Związkowcy proponują, aby listę takich strategicznych przedsiębiorstw opracować w ramach Komisji Trójstronnej dla Regulacji Stosunków Socjalno-Pracowniczych (odpowiednik polskiej Komisji Trójstronnej). Związkowy lider zastrzega, że powinno być zaprowadzone co najmniej roczne moratorium na ponowną prywatyzację znacjonalizowanych firm. Ponadto, taka ewentualna reprywatyzacja mogłaby się odbyć tylko „z uwzględnieniem stanowiska związku zawodowego właściwego dla danej gałęzi gospodarki”.
Do postulatu nacjonalizacji nie odnieśli się na razie przedstawiciele rządu, jednak odpór takim pomysłom zdążyły już dać kręgi biznesowe. Na łamach kojarzonej z tym środowiskiem „Gazety Finansowej” ukazały się krytyczne opinie pod adresem związkowego projektu. Według eksperta Akademii Zarządzania Finansami i Inwestycjami Alieksieja Kriczewskiego, „byłby to powrót do czasów ZSRR, kiedy wszystko było państwowe”. – Kryzysowa sytuacja nie wydaje się istotnym powodem dla masowej nacjonalizacji – ocenił główny analityk domu maklerskiego TeleTrade Mark Gojchman.

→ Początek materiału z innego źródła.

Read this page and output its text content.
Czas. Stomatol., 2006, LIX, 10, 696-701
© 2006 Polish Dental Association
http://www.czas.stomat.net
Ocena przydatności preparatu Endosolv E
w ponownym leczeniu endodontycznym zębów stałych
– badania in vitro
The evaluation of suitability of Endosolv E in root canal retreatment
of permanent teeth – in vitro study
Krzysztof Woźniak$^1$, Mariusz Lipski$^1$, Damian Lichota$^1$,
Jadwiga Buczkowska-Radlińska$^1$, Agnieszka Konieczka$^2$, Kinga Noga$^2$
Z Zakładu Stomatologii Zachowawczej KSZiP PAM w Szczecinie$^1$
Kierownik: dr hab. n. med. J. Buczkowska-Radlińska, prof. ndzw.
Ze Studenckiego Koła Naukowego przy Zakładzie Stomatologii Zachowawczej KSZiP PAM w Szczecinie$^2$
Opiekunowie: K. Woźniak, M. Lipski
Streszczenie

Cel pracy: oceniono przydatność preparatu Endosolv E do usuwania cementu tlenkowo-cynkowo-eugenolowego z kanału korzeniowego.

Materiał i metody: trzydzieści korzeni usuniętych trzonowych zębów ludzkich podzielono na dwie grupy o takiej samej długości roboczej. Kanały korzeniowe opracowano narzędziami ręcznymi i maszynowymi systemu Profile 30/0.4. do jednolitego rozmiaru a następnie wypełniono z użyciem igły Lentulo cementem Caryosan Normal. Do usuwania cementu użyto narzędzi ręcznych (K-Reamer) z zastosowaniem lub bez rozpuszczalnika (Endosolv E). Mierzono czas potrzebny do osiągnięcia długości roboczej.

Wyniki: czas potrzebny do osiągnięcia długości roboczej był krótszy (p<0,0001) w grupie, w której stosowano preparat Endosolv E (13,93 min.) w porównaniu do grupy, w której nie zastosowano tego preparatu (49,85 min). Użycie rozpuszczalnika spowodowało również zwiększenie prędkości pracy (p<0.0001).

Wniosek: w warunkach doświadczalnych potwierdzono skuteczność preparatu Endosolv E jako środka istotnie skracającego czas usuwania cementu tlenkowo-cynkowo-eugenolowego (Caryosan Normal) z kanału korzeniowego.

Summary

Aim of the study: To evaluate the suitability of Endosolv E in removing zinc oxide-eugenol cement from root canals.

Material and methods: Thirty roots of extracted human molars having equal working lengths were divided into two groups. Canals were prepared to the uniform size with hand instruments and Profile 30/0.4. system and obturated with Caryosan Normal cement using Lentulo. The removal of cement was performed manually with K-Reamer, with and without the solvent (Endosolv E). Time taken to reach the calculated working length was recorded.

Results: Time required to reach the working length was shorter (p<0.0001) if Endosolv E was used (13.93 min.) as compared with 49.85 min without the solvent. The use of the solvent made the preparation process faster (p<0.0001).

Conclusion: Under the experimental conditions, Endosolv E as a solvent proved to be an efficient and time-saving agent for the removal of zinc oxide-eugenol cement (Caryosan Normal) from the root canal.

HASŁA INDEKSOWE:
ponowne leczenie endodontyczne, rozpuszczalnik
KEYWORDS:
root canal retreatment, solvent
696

Analityk spółki Forex Optimum Iwan Kapustianskij przyznaje natomiast, że takie rozwiązanie może wchodzić w grę: „W przypadku, jeśli rzeczywiście dojdzie do skrajnej sytuacji i przedsiębiorstwo trzeba będzie znacjonalizować, to państwo bezwzględnie powinno to uczynić”. Zastrzega równocześnie, że powinien to być jedynie zabieg tymczasowy. „Jak tylko sytuacja ustabilizuje się, państwo powinno sprzedać takie przedsiębiorstwa. Jest to uzasadnione faktem, że państwo i państwowe koncerny kontrolują 70 proc. rosyjskiej gospodarki. Należy obniżać ten udział” – stwierdził.
Związkowcy postulują także podjęcie na fali walki z epidemią koronawirusa innych działań w celu ochrony interesów pracowników. Domagają się m.in. podwyższenia podatków dla najbogatszych i obniżenia ich do poziomu zerowego dla osób, które zarabiają mniej niż wysokość płacy minimalnej. Postulują podwyżkę płac dla pracowników służby zdrowia o 50 proc. i udzielanie rządowej pomocy tylko tym prywatnym przedsiębiorcom, którzy zachowają miejsca pracy.
Federacja Niezależnych Związków Zawodowych Rosji to największa centrala związkowa w tym kraju. Zrzesza około 20 milionów pracowników. Politycznie związana jest z rządzącą partią Jedna Rosja, wchodzi w skład putinowskiego ruchu społecznego Ogólnorosyjski Front Ludowy.
W związku z epidemią koronawirusa w Rosji ogłoszono dni wolne od pracy do końca kwietnia. Wszyscy pracownicy mają otrzymać za ten okres wynagrodzenia w pełnym wymiarze.